Definition:Let $v:(a,b)\to\mathbb{R}$. If there exists a partition $P$ of the interval $(a,b)$ such that $v$ is constant in each subinterval of $P$, we say that $v$ is a step function.
Let $u:(0,1)\to\mathbb{R}$ be the function given by $u(x)=1/\sqrt{x}$. I'm trying to find a sequence $u_n:(0,1)\to\mathbb{R}$ of step functions that converges to $u$ almost everywhere.

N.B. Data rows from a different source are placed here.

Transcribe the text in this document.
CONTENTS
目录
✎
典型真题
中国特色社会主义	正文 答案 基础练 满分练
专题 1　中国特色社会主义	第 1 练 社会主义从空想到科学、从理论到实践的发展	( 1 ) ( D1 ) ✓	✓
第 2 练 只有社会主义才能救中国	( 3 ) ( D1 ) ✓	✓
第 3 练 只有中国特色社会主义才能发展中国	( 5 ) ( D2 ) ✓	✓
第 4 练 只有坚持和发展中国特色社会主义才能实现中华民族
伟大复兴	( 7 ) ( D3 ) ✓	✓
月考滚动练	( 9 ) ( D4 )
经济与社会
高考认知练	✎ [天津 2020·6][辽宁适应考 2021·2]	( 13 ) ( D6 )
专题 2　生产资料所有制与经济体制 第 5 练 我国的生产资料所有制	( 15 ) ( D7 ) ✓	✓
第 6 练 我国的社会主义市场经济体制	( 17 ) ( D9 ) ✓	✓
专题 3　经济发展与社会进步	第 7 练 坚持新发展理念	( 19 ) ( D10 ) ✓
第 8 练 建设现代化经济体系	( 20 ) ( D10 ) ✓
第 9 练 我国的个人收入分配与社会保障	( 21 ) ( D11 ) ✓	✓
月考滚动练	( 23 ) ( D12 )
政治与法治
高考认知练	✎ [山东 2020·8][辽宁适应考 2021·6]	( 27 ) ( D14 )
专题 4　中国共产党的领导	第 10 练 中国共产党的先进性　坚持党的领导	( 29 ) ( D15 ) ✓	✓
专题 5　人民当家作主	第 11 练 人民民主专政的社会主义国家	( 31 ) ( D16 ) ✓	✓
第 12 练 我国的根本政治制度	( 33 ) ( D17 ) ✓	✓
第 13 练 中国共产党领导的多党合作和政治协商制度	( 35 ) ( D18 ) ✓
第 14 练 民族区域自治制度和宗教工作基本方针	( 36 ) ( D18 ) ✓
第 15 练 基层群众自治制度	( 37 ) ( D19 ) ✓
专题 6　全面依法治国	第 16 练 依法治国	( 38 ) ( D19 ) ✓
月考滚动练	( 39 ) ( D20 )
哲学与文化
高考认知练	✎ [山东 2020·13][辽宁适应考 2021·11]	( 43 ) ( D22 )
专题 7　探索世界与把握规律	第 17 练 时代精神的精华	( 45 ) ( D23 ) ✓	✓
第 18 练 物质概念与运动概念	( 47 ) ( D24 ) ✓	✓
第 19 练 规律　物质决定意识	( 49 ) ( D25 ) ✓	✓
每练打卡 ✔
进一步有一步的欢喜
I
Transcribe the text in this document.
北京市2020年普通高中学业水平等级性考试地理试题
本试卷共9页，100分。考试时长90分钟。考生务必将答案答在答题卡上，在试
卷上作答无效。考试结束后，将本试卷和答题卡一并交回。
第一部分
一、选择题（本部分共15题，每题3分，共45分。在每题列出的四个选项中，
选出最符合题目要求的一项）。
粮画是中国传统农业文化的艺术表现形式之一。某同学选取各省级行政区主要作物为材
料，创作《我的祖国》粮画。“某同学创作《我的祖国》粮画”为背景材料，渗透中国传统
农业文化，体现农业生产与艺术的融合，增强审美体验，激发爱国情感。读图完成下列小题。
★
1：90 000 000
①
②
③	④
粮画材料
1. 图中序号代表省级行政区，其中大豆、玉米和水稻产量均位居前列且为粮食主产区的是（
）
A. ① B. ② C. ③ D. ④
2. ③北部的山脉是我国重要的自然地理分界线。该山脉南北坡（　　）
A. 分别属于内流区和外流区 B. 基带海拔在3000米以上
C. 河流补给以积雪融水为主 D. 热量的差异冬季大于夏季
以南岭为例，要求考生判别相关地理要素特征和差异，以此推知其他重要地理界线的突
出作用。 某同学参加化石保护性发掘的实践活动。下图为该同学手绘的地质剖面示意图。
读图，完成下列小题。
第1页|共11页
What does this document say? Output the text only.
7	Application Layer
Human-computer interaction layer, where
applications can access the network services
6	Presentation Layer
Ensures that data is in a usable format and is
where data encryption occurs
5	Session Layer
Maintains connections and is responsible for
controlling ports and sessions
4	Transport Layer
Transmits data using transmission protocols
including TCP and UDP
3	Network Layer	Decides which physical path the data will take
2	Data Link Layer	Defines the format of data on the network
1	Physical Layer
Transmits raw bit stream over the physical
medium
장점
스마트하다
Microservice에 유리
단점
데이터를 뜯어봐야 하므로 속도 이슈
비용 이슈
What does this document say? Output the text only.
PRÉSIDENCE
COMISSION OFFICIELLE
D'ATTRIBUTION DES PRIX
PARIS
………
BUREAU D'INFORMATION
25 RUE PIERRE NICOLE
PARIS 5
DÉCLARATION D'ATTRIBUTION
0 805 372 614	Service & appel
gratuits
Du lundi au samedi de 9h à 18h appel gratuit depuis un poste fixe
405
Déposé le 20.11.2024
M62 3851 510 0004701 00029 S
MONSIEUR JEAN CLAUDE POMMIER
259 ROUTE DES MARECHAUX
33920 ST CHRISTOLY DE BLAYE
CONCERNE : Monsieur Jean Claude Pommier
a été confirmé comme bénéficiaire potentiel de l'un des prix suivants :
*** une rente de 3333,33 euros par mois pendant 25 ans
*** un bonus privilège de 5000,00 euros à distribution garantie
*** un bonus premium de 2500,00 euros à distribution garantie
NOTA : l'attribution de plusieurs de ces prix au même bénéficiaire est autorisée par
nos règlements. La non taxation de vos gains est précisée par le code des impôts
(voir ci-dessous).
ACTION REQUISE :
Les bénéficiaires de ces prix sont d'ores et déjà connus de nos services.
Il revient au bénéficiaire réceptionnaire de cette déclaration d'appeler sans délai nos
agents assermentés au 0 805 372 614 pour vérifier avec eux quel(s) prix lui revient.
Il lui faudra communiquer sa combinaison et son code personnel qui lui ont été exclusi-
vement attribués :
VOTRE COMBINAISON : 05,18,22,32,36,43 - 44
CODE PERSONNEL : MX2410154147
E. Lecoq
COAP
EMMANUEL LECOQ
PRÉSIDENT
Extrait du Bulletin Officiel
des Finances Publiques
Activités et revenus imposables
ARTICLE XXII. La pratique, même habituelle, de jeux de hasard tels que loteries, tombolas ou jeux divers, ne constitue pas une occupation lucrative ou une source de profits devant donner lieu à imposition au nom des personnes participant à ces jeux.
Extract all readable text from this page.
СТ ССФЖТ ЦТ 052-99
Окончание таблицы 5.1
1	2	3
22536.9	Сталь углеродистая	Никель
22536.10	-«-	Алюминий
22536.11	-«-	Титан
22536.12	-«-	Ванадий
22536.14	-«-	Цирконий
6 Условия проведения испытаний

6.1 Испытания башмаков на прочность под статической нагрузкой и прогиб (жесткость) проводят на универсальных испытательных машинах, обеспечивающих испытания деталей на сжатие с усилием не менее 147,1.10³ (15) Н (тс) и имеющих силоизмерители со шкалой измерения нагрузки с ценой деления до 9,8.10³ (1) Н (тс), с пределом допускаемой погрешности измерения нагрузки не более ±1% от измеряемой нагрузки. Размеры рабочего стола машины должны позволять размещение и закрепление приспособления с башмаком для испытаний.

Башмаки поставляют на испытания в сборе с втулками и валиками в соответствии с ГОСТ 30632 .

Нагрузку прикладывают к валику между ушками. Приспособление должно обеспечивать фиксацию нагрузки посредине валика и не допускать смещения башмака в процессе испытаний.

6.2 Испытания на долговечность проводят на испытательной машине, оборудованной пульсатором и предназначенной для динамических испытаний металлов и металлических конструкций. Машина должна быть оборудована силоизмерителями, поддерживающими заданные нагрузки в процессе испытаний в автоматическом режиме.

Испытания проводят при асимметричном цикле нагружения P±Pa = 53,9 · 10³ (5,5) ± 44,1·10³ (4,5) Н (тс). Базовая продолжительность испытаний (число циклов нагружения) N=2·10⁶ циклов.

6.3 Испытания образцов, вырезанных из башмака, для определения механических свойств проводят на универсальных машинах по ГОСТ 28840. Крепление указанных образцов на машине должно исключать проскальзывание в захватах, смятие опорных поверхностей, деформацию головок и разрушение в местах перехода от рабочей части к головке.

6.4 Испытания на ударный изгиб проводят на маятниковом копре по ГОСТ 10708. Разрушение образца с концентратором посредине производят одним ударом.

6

I think I got a solution for some simplest cases, like $u(x)=x$, $u(x)=2x$, $u(x)=x^2$, by taking $$u_n(x)=\left\{\begin{matrix} u\left(\frac{1}{n}\right) & \text{if }0<x\leq\frac{1}{n}\\ u\left(\frac{2}{n}\right) & \text{if }\frac{1}{n}<x\leq\frac{2}{n}\\ \vdots& \\ u(1) & \text{if }\frac{n-1}{n}<x<1 \end{matrix}\right.$$ But I don't know how to solve the case $u(x)=1/\sqrt{x}$.
Thanks.
Consider the usual step function approach for $\left[\dfrac 1 n,1\right)$, let the step function be $0$ on $(0,n^{-1})$. That is, partition $[n^{-1},1)$ into small segments and take say the $\inf$ of your function to be the constant of the step in the interval. As $n$ grows larger, you will be able to approach $0$ nicely. Rememeber all we want is a pointwise limit. If you want to save some work, you can argue like this. For each $k$, there is a sequence of step functions $s_{k,n}$ that converge to $x^{-1/2}$ on $[k^{-1},1)$. Consider the sequence $t_n=s_{n,n}$ where we define the step to be $0$ where we didn't define it before.